If Calibre gives you an error like ERROR: Unhandled exception: InvalidPlugin:The plugin in C:\Users\Me\Downloads\DeDRM_tools_6.6.1.zip’ is invalid. It does not contain a top-level __init__.py file, you’re trying to load the full archive folder into Calibre. Instead you need to open up the .zip file you downloaded and drill down a level. Using this example the file you want is C:\Users\Me\Downloads\DeDRM_tools_6.6.1.zip\DeDRM_plugin.zip.
Note: If you’re using a Kindle reading app instead of a handheld Kindle, you can skip steps 6-8 below. Instead, just drag the books you’ve downloaded into Calibre to remove the DRM. On Windows, your Kindle library will be something like `C:\Users\you\Documents\My Kindle Content` and on a Mac it’ll be `/Users/you/Library/Containers/com.amazon.Kindle/Data/Library/Application Support/Kindle/My Kindle Content`. Note again: For this to work, Kindle for PC or Mac should be installed on the same computer and user account as Calibre, and the version of the reading app you’re using matters too. I’d suggest tracking down a copy of Kindle for PC/Mac version 1.17 or earlier.
Note #2: If you’re trying to de-DRM Amazon’s newer .kfx files, you’ll also need to install the KFX conversion plugin. Full details and discussion, as well as a .zip archive containing the plugin, are at the provided link. You can install this like you did the DeDRM plugin in steps 3-5 above.
- Next you’ll need to add your Kindle’s serial number. Select “DeDRM” under the “File type plugins” list and click the “Customize plugin” button.
- In the “Customize” window that opens, click the “eInk Kindle ebooks” button, then click the + button to add your Kindle’s serial number. (On my basic wi-fi Kindle this is listed under Settings -> Device Info.) Enter the serial number as 16 characters, without spaces. Then click the “Apply” button, and close out the preferences window.

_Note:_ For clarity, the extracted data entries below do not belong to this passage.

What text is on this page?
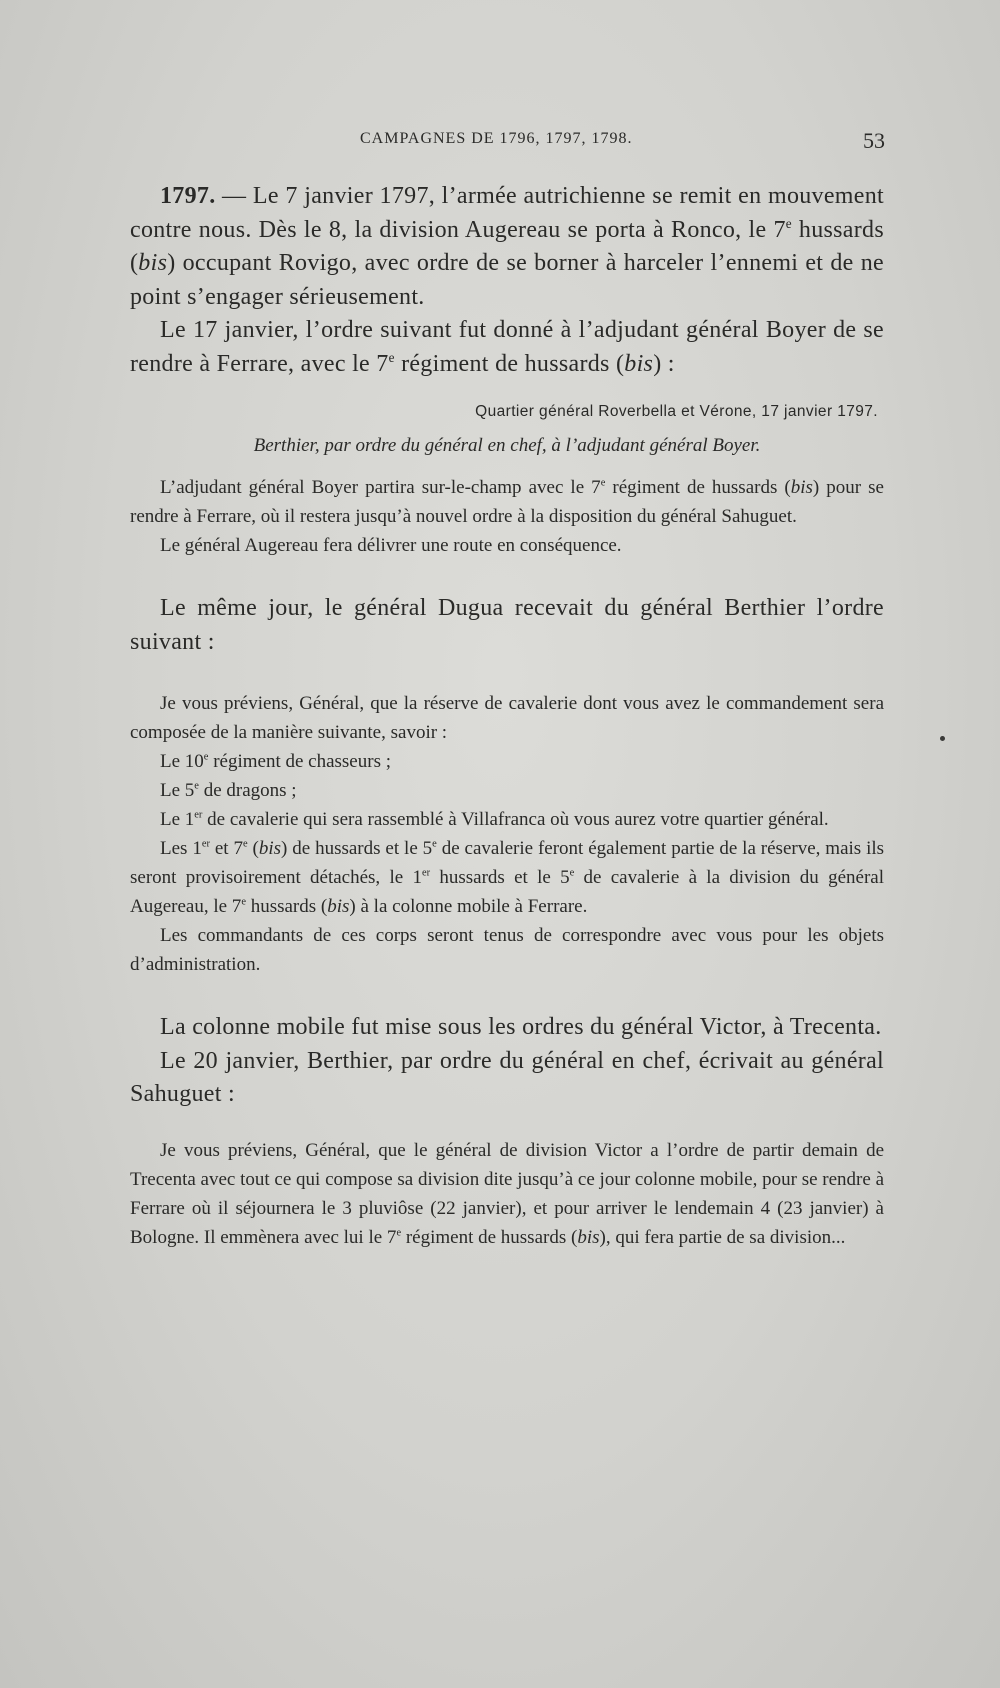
CAMPAGNES DE 1796, 1797, 1798.	53

1797. — Le 7 janvier 1797, l’armée autrichienne se remit en mouvement contre nous. Dès le 8, la division Augereau se porta à Ronco, le 7e hussards (bis) occupant Rovigo, avec ordre de se borner à harceler l’ennemi et de ne point s’engager sérieusement.

Le 17 janvier, l’ordre suivant fut donné à l’adjudant général Boyer de se rendre à Ferrare, avec le 7e régiment de hussards (bis) :

Quartier général Roverbella et Vérone, 17 janvier 1797.
Berthier, par ordre du général en chef, à l’adjudant général Boyer.

L’adjudant général Boyer partira sur-le-champ avec le 7e régiment de hussards (bis) pour se rendre à Ferrare, où il restera jusqu’à nouvel ordre à la disposition du général Sahuguet.

Le général Augereau fera délivrer une route en conséquence.

Le même jour, le général Dugua recevait du général Berthier l’ordre suivant :

Je vous préviens, Général, que la réserve de cavalerie dont vous avez le commandement sera composée de la manière suivante, savoir :

Le 10e régiment de chasseurs ;

Le 5e de dragons ;

Le 1er de cavalerie qui sera rassemblé à Villafranca où vous aurez votre quartier général.

Les 1er et 7e (bis) de hussards et le 5e de cavalerie feront également partie de la réserve, mais ils seront provisoirement détachés, le 1er hussards et le 5e de cavalerie à la division du général Augereau, le 7e hussards (bis) à la colonne mobile à Ferrare.

Les commandants de ces corps seront tenus de correspondre avec vous pour les objets d’administration.

La colonne mobile fut mise sous les ordres du général Victor, à Trecenta.

Le 20 janvier, Berthier, par ordre du général en chef, écrivait au général Sahuguet :

Je vous préviens, Général, que le général de division Victor a l’ordre de partir demain de Trecenta avec tout ce qui compose sa division dite jusqu’à ce jour colonne mobile, pour se rendre à Ferrare où il séjournera le 3 pluviôse (22 janvier), et pour arriver le lendemain 4 (23 janvier) à Bologne. Il emmènera avec lui le 7e régiment de hussards (bis), qui fera partie de sa division...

- Make sure your Kindle is connected to your computer as a USB device. If it is connected, you’ll be able to browse it like your computer’s hard drive.
- Now you need to add your Kindle books to the “Library” in Calibre. There are various ways to do this. In Calibre, you can click the “Add Books” button, or click “Calibre Library” and then right-click and select “Add books”, or just drag the book files (.kfx, .azw3, .mobi) from your Kindle’s documents folder into the Library window.
- If you configured the De-DRM plugin correctly (steps 3-7), Calibre will automatically strip the DRM from your Kindle books as it adds them to its library. This can take a while, so patience is a virtue.
- As Calibre imports your books, it copies them to your “Documents” folder under “Calibre library”.
- To ensure the DRM was removed, you can try converting one of your imported books to a different format. Right-click one of the books in your Calibre Library window and select “Convert books -> Convert individually”. The default export format is .epub, which is fine for testing. Click OK, and if the process completes with no errors then you know the DRM is gone. (The .epub book is placed in the same location as the original file in the “Calibre library” folder on your computer.)
Finally, back up your DRM-free files. You do back everything up, right?
Hi
I’ve updated to the latest Calibre on my PC, and downloaded the 7.2.1 tools, but when I do the “Load plug-in from file” nothing happens!
What have I missed?
It used to work fine.
Use Calibre 5.8.1 or earlier, newer versions don’t seem to work.